Unfortunately, the public sentiment regarding chemicals and hence chemistry changed in the late 1970s. Love Canal, the Bhopal tragedy, dioxin, napalm, and a host of other issues brought about suspicion of chemical producers. Chemical companies, fearful of the public’s reaction to the word “chemical,” dropped the word in company nomenclature. So, Dow Chemical became Dow, Union Carbide & Chemicals became UCC, and so on. Products even started carrying labels stating, “Does not contain chemicals.” No one really spoke out about the essential role chemicals and chemistry play in life.

I am glad that that is changing. I’m hopeful the public will gain a true perception of chemistry’s role. Public sentiment will govern the investment in the future of chemistry.

There is another side to the story, however. The issues leading to the creation of the Environmental Protection Agency were real. Industry was callous and careless about pollution and safety. Some U.S. politicians are keen on limiting EPA’s authority or outright eliminating the agency. I guess they’ve forgotten the dirty smokestacks, acid rain, and red-brown dust on cars. Add to that accidents, injuries, and deaths caused by harmful substances in soil, air, and water before EPA. The public’s distrust of chemicals was and is understandable. Even recently, C&EN reported on the dim view of chemical industries in Europe (Oct. 10, 2011, page 8). We already know about pollution in China. Do U.S. politicians wish that kind of life for their citizens, themselves, and their children?

Every evolving technology will have consequences beyond the immediate imagination of the scientists involved. However, a lot of study now goes into understanding potential consequences before a technology is brought to the world market. Besides, technologists are capable of solving the problems that technology creates. Politicization to hasten technology and use it prematurely, however, can create problems that are harder to solve and can affect innocent people.

In that light, one can only compliment the wisdom of Niels Bohr during the development of the atom bomb.

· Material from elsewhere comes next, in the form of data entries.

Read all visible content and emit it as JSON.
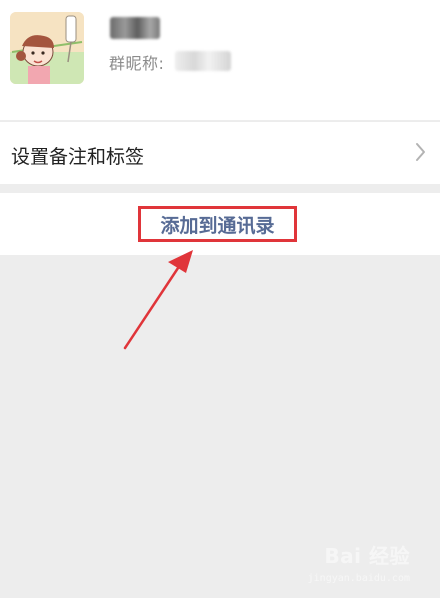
{
  "profile": {
    "nickname_label": "群昵称:"
  },
  "remark_row": {
    "label": "设置备注和标签"
  },
  "add_row": {
    "button_label": "添加到通讯录"
  },
  "watermark": {
    "main": "Bai 经验",
    "sub": "jingyan.baidu.com"
  },
  "colors": {
    "background": "#ededed",
    "link_blue": "#576b95",
    "annotation_red": "#e0353a"
  },
  "icons": [
    "avatar-image",
    "chevron-right-icon",
    "annotation-arrow",
    "baidu-paw-icon"
  ]
}
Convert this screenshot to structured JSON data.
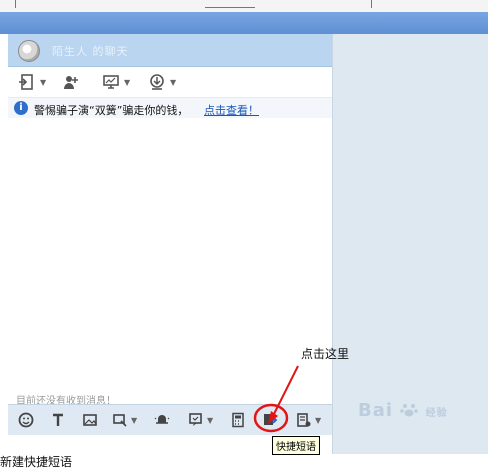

When J. Robert Oppenheimer told Bohr that his team could create an atomic bomb, Bohr commented: “I have no doubt you can create an atom bomb; how are you going to control it?” He could foresee the dangers of technology long before it materialized. Not all of us are that wise, and hence the caution.

Simultaneously, the public will have to be given a balanced view of advantages and limitations of technology and chemistry. No glorification, please; just give the facts.